How is this going to affect him we couldn’t help but think

Hearing over and over how large the bleed had been

All these Thoughts running through our mind

But we had our baby alive

Meeting all the new people going to care for you at Sick Kids

Starting therapy, watching you struggle being so weak made me sad

But happy that you were you, just a little weaker

You got stronger and stronger, surgeons, doctors, nurses, therapists in disbelief

He shouldn’t be this strong is all they kept saying

It’s miraculous

You try to walk for the first time without balance bars


All the way down the hall and back again,

No one thought it was possible.

Doing better than expected, transferred to Bloorview Children’s Rehabilitation Centre

Test after Test trying to get a starting point for your therapy

Family Meeting time, the results are in

You are amazing…..

A few things to work on but miles ahead of where it was assumed you would be

Discharge Date…… we watch your face

May 13th. A smile on your face, first real smile we have seen in a long time.
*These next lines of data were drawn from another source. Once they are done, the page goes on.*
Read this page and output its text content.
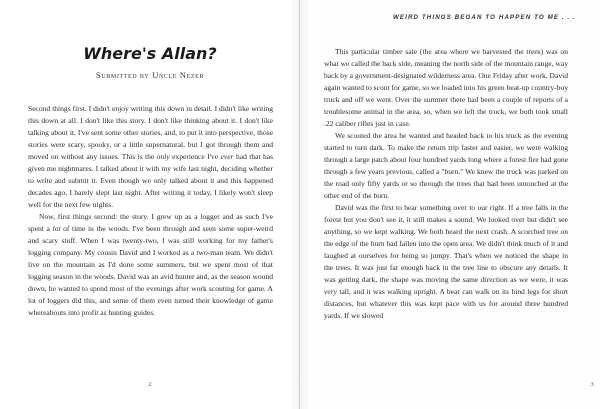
Where's Allan?
Submitted by Uncle Nezer

Second things first. I didn't enjoy writing this down in detail. I didn't like writing this down at all. I don't like this story. I don't like thinking about it. I don't like talking about it. I've sent some other stories, and, to put it into perspective, those stories were scary, spooky, or a little supernatural, but I got through them and moved on without any issues. This is the only experience I've ever had that has given me nightmares. I talked about it with my wife last night, deciding whether to write and submit it. Even though we only talked about it and this happened decades ago, I barely slept last night. After writing it today, I likely won't sleep well for the next few nights.

Now, first things second: the story. I grew up as a logger and as such I've spent a lot of time in the woods. I've been through and seen some super-weird and scary stuff. When I was twenty-two, I was still working for my father's logging company. My cousin David and I worked as a two-man team. We didn't live on the mountain as I'd done some summers, but we spent most of that logging season in the woods. David was an avid hunter and, as the season wound down, he wanted to spend most of the evenings after work scouting for game. A lot of loggers did this, and some of them even turned their knowledge of game whereabouts into profit as hunting guides.

2
WEIRD THINGS BEGAN TO HAPPEN TO ME . . .

This particular timber sale (the area where we harvested the trees) was on what we called the back side, meaning the north side of the mountain range, way back by a government-designated wilderness area. One Friday after work, David again wanted to scout for game, so we loaded into his green beat-up country-boy truck and off we went. Over the summer there had been a couple of reports of a troublesome animal in the area, so, when we left the truck, we both took small .22 caliber rifles just in case.

We scouted the area he wanted and headed back to his truck as the evening started to turn dark. To make the return trip faster and easier, we were walking through a large patch about four hundred yards long where a forest fire had gone through a few years previous, called a "burn." We knew the truck was parked on the road only fifty yards or so through the trees that had been untouched at the other end of the burn.

David was the first to hear something over to our right. If a tree falls in the forest but you don't see it, it still makes a sound. We looked over but didn't see anything, so we kept walking. We both heard the next crash. A scorched tree on the edge of the burn had fallen into the open area. We didn't think much of it and laughed at ourselves for being so jumpy. That's when we noticed the shape in the trees. It was just far enough back in the tree line to obscure any details. It was getting dark, the shape was moving the same direction as we were, it was very tall, and it was walking upright. A bear can walk on its hind legs for short distances, but whatever this was kept pace with us for around three hundred yards. If we slowed

3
2 weeks later you are running down the hall

Nothing can stop you

Well on your way to make a 100% recovery

I don’t think we could be prouder

You beat the odds…

Fought to live….

And continue pushing yourself to get better and better

We are inspired by you…

Reminding us how important family is and

To make every day count


The Medical Story


Andrew was at a friend's house on February 28, 2015 when he reported feeling unwell. When Andrew's parents arrived to pick him up, they reported Andrew was awake but incoherent and agitated, followed by depressed consciousness. Andrew was taken to Lakeridge Hospital by emergency medical services. Upon arrival, he presented with an accute onset of right sided headeache followed by left sided weakness, decreased level of consciousness and suspicious seizure activity. It was also noted that Andrew was bradycardic with a dilated and fixed right pupil. He was intubated and sedated and given hypertonic saline. CT imaging revealed a large right frontal intracrainial hemorrhage. Andrew as then transferred to the Hosiptal for Sick Children for futher management. At SickKids, Andrew underwent decompressive craniectormy for hemorrhage evaluation and insertion of a right frontal external ventricular drain (EVD). A post-operative CT Scan (March 1st) showed interval right craniectomy and evacuation of the right parenchymal hematoma, as well as residual hemorrhage extending from the high right parietal lobe into the splenium of the corpus callosum crossing midline, and acute intraventricular hemorrhage in the lateral and third ventricles. No hydrocephalus was observed. Following surgery, Andrew was transferred to the intensive care unit for five days. He required deep sedation to maintain normal intracranial pressure. A cerbral angiogram (March 3rd) identified suspicion of an AVM arising from a branch of the right postero-lateral chorodial artery, with deep drainage into the internal cerbral vein. Andrew was successfully extubated on March 4th and transferred to the ward on March 5th for further care. On the unit, he was reported to display some confusion and disorientation, as well as left sided weakness and hemiparesis. Improvements in his left hemiparesis were noted during his admission, with complaints of pain in the coccyx and neck regions, as well as pain associated with movement. On March 11th, his EVD was removed and a MRI scan did not indicate any significant change in the right parietal intraparenchymal hemotoma. Andrew was admitted to Holland Bloorview on March 16th. Upon admissions , parents continued to report left sided weakness, which was improving, as well as some emotional liability. Cognitively, parents believed Andrew was returning to his baseline.